The present study has several notable limitations. First, the sample size may be too small to detect more subtle structural differences after controlling for multiple comparisons. Second, the study was cross-sectional and prospective longitudinal studies are required to determine the relevance of these findings to BD risk progression. Third, this structural study does not inform on potential associations with cortical and subcortical function measures.
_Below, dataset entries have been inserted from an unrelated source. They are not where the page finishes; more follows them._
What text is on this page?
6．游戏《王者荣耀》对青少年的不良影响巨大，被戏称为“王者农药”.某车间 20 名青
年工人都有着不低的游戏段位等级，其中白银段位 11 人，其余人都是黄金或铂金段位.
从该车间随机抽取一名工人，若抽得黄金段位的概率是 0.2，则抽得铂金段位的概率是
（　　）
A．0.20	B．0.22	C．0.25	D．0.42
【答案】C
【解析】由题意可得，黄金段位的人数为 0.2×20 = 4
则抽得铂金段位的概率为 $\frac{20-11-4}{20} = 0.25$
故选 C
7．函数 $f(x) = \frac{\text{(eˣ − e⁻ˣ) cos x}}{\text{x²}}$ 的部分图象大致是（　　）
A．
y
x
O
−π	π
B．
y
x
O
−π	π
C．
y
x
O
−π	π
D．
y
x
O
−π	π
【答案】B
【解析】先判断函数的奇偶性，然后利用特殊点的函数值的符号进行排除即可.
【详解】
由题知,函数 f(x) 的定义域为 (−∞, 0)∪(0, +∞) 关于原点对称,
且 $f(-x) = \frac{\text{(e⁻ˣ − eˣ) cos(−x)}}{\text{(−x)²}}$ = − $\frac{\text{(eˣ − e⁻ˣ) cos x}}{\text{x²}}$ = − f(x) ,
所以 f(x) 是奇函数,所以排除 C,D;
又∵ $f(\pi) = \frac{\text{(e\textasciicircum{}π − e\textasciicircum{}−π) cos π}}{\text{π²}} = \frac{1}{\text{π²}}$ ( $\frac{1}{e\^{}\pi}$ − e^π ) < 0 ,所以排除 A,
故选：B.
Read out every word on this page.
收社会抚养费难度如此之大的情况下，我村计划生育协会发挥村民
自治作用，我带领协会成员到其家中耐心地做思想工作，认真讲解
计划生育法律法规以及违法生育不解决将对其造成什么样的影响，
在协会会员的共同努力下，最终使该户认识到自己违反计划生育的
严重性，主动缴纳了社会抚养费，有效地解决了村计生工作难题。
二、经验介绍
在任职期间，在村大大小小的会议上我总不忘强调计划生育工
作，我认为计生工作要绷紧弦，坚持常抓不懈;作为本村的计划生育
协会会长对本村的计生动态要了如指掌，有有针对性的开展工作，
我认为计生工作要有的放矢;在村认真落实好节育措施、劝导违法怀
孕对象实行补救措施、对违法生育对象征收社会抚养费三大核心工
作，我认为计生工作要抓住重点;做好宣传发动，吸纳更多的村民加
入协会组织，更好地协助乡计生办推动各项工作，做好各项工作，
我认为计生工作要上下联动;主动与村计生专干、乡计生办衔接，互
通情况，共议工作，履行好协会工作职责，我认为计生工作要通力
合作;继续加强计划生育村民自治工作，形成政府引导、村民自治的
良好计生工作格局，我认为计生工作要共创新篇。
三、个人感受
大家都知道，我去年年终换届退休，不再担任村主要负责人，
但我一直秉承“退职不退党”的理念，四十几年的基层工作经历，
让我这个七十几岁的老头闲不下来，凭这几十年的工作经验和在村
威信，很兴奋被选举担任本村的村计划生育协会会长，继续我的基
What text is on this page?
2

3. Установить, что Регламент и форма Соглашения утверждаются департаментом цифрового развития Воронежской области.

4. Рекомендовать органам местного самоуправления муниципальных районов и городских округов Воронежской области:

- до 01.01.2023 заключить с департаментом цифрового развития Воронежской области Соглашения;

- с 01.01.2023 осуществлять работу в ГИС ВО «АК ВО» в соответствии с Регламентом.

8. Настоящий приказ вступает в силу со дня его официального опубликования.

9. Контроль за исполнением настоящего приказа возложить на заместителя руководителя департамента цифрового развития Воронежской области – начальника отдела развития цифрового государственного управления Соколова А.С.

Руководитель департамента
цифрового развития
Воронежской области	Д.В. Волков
Strengths of this study include a well-characterized cohort of psychostimulant-free ADHD youth with and without BD family history with similar group demographics, a healthy comparison group, stringent correction for multiple comparisons, and assessment of both cortical and subcortical morphology.

Conclusion

The present cross-sectional findings demonstrate for the first time that psychostimulant-free ADHD youth with familial risk for BD exhibit robust regional cortical and subcortical morphological deficits compared with ADHD youth without familial risk for BD and healthy comparison youth. No significant reduction in cortical surface area or subcortical volumes was seen in the LR group. Gray matter deficits are consistent with a more pervasive disruption of peripubertal neurodevelopmental trajectories, and contributing heritable and illness-related biological features warrant additional investigation. Associations between regional morphological measures and symptom ratings including mania and dysregulation suggest potential relevance to BD risk progression in youth with ADHD and familial risk for BD.